Ese es, de hecho, uno de sus legados, el de una crónica diaria, realista y sofisticada de su tiempo. Una monumental antología de sus escritos ha podido ser titulada, con justicia, Una historia del siglo XX. El análisis de la actualidad está basado en un pensamiento que nunca quedó del todo sistematizado, por la marginación de Aron dentro de la universidad francesa pero también por elección propia. Aron el escéptico desconfiaba de los sistemas totales, de cualquier voluntad de encontrar una clave para entender toda la realidad, también de la posibilidad de elegir entre el Bien y el Mal absolutos.

Eso nunca le impidió tomar partido apasionadamente, arriesgando cada vez su posición, rectificando cuando era necesario, siempre en defensa de unos principios que no perdieron vigencia desde que los hizo suyos, en plena marea totalitaria. La lectura de sus ensayos y sus artículos lleva siempre a preguntarse qué pensaría Aron de los problemas y los conflictos actuales.

Dijo que los europeos querían salir de la historia con letras mayúsculas, la que se escribe con sangre, pero que el problema consistía en que cientos de millones de personas están empeñadas en entrar en ella. ¿Qué habría dicho de las consecuencias de los atentados del 11 de marzo en Madrid?

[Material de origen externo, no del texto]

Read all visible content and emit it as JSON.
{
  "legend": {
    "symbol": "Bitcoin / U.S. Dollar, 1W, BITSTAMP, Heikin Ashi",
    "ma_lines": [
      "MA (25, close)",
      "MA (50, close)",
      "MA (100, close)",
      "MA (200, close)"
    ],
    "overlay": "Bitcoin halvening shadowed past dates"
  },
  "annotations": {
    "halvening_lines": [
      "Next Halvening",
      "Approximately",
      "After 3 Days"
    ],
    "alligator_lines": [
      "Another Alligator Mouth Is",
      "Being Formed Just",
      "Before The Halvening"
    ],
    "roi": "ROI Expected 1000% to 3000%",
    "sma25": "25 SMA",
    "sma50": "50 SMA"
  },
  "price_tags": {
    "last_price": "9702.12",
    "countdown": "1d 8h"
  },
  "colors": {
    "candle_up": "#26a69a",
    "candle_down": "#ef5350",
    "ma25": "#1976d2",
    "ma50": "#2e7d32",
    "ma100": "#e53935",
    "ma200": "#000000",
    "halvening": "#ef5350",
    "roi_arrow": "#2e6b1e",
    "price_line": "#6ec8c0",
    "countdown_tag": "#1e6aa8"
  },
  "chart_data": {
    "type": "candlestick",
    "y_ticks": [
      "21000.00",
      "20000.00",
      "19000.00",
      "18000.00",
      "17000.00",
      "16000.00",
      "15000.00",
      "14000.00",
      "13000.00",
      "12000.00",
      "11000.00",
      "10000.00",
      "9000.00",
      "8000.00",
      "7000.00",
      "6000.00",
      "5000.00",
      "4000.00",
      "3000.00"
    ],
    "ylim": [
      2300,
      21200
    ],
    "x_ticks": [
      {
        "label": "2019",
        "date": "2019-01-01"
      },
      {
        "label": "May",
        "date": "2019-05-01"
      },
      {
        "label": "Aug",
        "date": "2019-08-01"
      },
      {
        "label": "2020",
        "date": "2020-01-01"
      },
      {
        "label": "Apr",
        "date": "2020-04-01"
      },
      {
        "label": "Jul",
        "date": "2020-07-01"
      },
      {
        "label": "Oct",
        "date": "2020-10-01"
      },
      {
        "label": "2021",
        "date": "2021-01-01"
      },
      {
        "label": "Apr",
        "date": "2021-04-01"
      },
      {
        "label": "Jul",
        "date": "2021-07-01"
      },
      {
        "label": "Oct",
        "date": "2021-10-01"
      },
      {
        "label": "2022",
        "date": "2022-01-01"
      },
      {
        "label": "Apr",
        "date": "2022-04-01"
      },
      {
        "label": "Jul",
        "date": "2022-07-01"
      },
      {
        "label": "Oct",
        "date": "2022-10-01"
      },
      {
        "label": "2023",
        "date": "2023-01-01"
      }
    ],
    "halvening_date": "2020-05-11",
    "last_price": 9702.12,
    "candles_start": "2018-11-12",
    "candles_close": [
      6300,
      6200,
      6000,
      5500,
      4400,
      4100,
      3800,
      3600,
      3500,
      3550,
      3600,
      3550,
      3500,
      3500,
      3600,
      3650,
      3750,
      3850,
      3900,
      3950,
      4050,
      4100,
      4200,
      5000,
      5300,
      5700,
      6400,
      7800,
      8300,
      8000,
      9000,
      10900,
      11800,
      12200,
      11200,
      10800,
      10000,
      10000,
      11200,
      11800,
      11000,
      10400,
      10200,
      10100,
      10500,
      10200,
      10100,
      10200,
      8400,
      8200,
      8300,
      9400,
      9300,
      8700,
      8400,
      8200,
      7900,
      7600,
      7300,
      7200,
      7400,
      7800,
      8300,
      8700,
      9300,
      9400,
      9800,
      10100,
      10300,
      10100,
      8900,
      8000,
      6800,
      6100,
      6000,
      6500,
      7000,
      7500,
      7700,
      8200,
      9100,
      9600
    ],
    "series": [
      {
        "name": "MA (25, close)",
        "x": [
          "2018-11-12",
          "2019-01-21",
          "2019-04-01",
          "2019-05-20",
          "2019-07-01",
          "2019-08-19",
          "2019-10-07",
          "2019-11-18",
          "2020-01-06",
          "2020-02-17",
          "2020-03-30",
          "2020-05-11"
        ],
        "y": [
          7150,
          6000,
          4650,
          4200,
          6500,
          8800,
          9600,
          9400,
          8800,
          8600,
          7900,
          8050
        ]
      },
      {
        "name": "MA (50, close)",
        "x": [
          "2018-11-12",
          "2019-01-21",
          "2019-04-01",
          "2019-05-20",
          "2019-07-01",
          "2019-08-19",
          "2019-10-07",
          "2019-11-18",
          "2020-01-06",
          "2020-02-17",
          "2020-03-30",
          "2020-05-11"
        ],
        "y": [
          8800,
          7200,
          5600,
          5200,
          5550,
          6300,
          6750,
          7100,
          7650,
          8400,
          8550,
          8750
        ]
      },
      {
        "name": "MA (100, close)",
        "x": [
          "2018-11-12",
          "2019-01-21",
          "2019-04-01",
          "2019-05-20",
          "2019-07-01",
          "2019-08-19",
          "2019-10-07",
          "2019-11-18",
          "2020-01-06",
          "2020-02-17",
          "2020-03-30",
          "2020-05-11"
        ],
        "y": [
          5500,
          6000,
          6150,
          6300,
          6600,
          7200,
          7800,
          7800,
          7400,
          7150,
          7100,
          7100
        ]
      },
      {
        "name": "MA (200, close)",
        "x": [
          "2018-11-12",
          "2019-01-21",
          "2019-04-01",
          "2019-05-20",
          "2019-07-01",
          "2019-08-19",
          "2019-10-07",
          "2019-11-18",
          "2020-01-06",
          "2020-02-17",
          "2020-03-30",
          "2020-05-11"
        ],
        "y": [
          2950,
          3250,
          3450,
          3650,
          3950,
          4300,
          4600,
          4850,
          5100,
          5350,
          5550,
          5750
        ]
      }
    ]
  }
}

Afirmó que el problema de la Comunidad Europea era que quería al mismo tiempo respetar los Estados y superarlos. ¿Qué habría escrito de la turbia conciencia que ha llevado a dos grandes países europeos a votar exactamente lo contrario ante un mismo asunto, como ha sido la ratificación de la llamada “Constitución europea”? Condenó la guerra de Argelia, pero apoyó la intervención en Corea. ¿Qué habría pensado de la intervención en Irak y del proyecto de imperialismo democrático que caracteriza ahora a Estados Unidos?

Si se quiere ser fiel a Aron, las respuestas siempre habrán de ser matizadas y complejas, aunque claras e inequívocas en el fondo. Es un buen ejercicio. Difícil.